Veteran Who Hated Being Thanked For His Service Now Feels Ignored
NASHVILLE – An Army veteran who has often complained about being thanked for his service is extremely angry that civilians have been ignoring him recently, Duffel Blog has learned.
Staff Sgt. Tim Kalentkowski separated from the Army in 2013, after multiple deployments and an increasing amount of frustration with his chain of command. He let his contract run out before leaving Ft. Campbell and settling down in Nashville. He missed the Army, and maintained his “high and tight” and showed a few other, outward signs of being a veteran.
For years, he had constantly been thanked for his service by random civilians and staff in retail stores and restaurants, much to his sometimes-visible irritation. He began to hide from the constant onslaught underneath the bill of his OIF/OEF hat at the local VFW hall, sitting by himself alone with just a black aluminum bracelet on his right wrist and a pitcher of flat draft beer.

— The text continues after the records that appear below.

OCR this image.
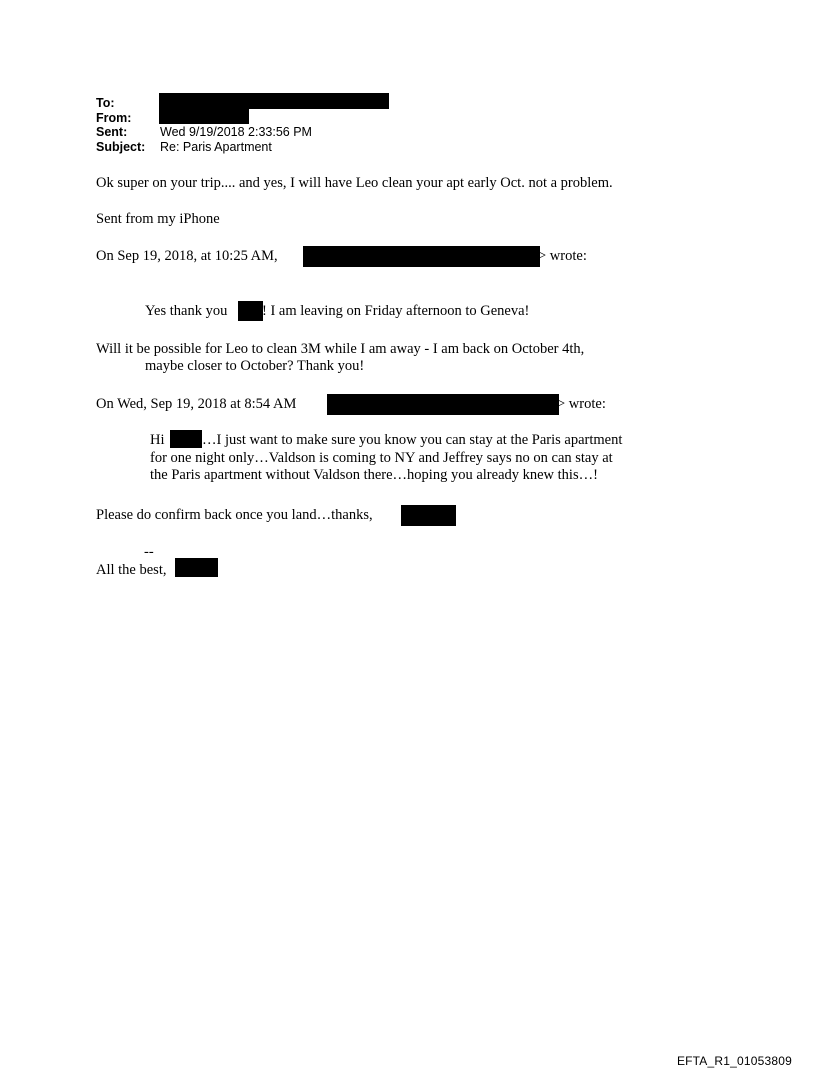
To:
From:
Sent:	Wed 9/19/2018 2:33:56 PM
Subject:	Re: Paris Apartment
Ok super on your trip.... and yes, I will have Leo clean your apt early Oct. not a problem.
Sent from my iPhone
On Sep 19, 2018, at 10:25 AM,	> wrote:
Yes thank you ! I am leaving on Friday afternoon to Geneva!
Will it be possible for Leo to clean 3M while I am away - I am back on October 4th,
maybe closer to October? Thank you!
On Wed, Sep 19, 2018 at 8:54 AM	> wrote:
Hi	…I just want to make sure you know you can stay at the Paris apartment
for one night only…Valdson is coming to NY and Jeffrey says no on can stay at
the Paris apartment without Valdson there…hoping you already knew this…!
Please do confirm back once you land…thanks,
--
All the best,
EFTA_R1_01053809
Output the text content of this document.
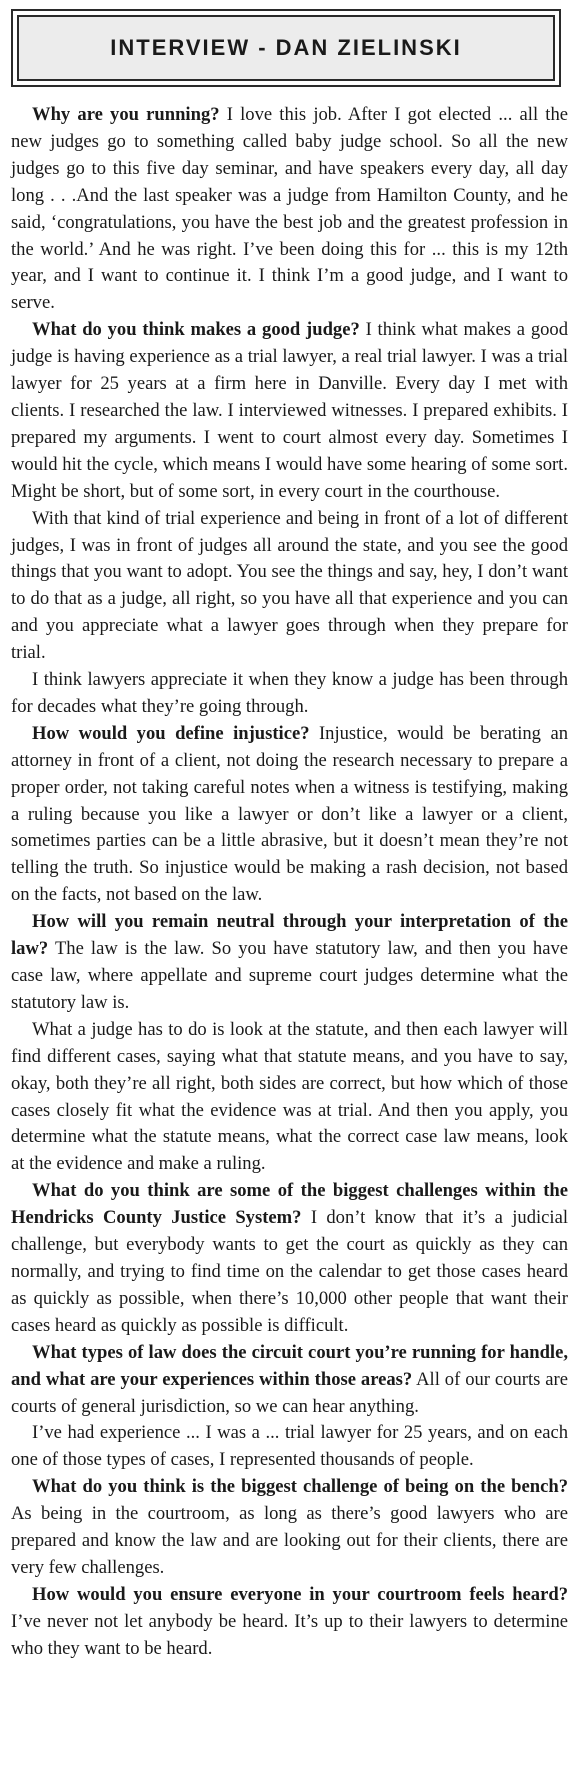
INTERVIEW - DAN ZIELINSKI

Why are you running? I love this job. After I got elected ... all the new judges go to something called baby judge school. So all the new judges go to this five day seminar, and have speakers every day, all day long . . .And the last speaker was a judge from Hamilton County, and he said, ‘congratulations, you have the best job and the greatest profession in the world.’ And he was right. I’ve been doing this for ... this is my 12th year, and I want to continue it. I think I’m a good judge, and I want to serve.

What do you think makes a good judge? I think what makes a good judge is having experience as a trial lawyer, a real trial lawyer. I was a trial lawyer for 25 years at a firm here in Danville. Every day I met with clients. I researched the law. I interviewed witnesses. I prepared exhibits. I prepared my arguments. I went to court almost every day. Sometimes I would hit the cycle, which means I would have some hearing of some sort. Might be short, but of some sort, in every court in the courthouse.

With that kind of trial experience and being in front of a lot of different judges, I was in front of judges all around the state, and you see the good things that you want to adopt. You see the things and say, hey, I don’t want to do that as a judge, all right, so you have all that experience and you can and you appreciate what a lawyer goes through when they prepare for trial.

I think lawyers appreciate it when they know a judge has been through for decades what they’re going through.

How would you define injustice? Injustice, would be berating an attorney in front of a client, not doing the research necessary to prepare a proper order, not taking careful notes when a witness is testifying, making a ruling because you like a lawyer or don’t like a lawyer or a client, sometimes parties can be a little abrasive, but it doesn’t mean they’re not telling the truth. So injustice would be making a rash decision, not based on the facts, not based on the law.

How will you remain neutral through your interpretation of the law? The law is the law. So you have statutory law, and then you have case law, where appellate and supreme court judges determine what the statutory law is.

What a judge has to do is look at the statute, and then each lawyer will find different cases, saying what that statute means, and you have to say, okay, both they’re all right, both sides are correct, but how which of those cases closely fit what the evidence was at trial. And then you apply, you determine what the statute means, what the correct case law means, look at the evidence and make a ruling.

What do you think are some of the biggest challenges within the Hendricks County Justice System? I don’t know that it’s a judicial challenge, but everybody wants to get the court as quickly as they can normally, and trying to find time on the calendar to get those cases heard as quickly as possible, when there’s 10,000 other people that want their cases heard as quickly as possible is difficult.

What types of law does the circuit court you’re running for handle, and what are your experiences within those areas? All of our courts are courts of general jurisdiction, so we can hear anything.

I’ve had experience ... I was a ... trial lawyer for 25 years, and on each one of those types of cases, I represented thousands of people.

What do you think is the biggest challenge of being on the bench? As being in the courtroom, as long as there’s good lawyers who are prepared and know the law and are looking out for their clients, there are very few challenges.

How would you ensure everyone in your courtroom feels heard? I’ve never not let anybody be heard. It’s up to their lawyers to determine who they want to be heard.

Now, as his hair has grown out a bit and USAA revoked his credit card, he is hardly ever recognized as a veteran.
“The other day I had to run some errands. I went to the bank to pay some money down on my second mortgage, stopped at the liquor store, and ran in Wal-Mart for the new Battlefield game. And not one single person thanked me for my service.”, said Kalentkowski. “I used to think it was a bother, and I hated it. But now I find myself missing it more than I miss my rifle and sand dusted Fleshlight.”
Kalentkowski went on to say that he has even gone so far as to wear T-shirts stating things like “Freedom isn’t free. I paid for it. Thank me for my service!” that he had made and still gets no attention.
Now, only a year after separation, Kalentkowski has found himself thinking about getting back in. “At least when I was still in, I got 10% discounts on everything. People could show me thanks without having to actually say it. Now I’m not even getting so much as a fist bump. It’s like people just don’t care anymore.”
Kalentkowski's application to re-enter the service is on hold, as he has not been able to get a waiver for his new forearm tattoo that states “Liberty has a price. And I paid it.”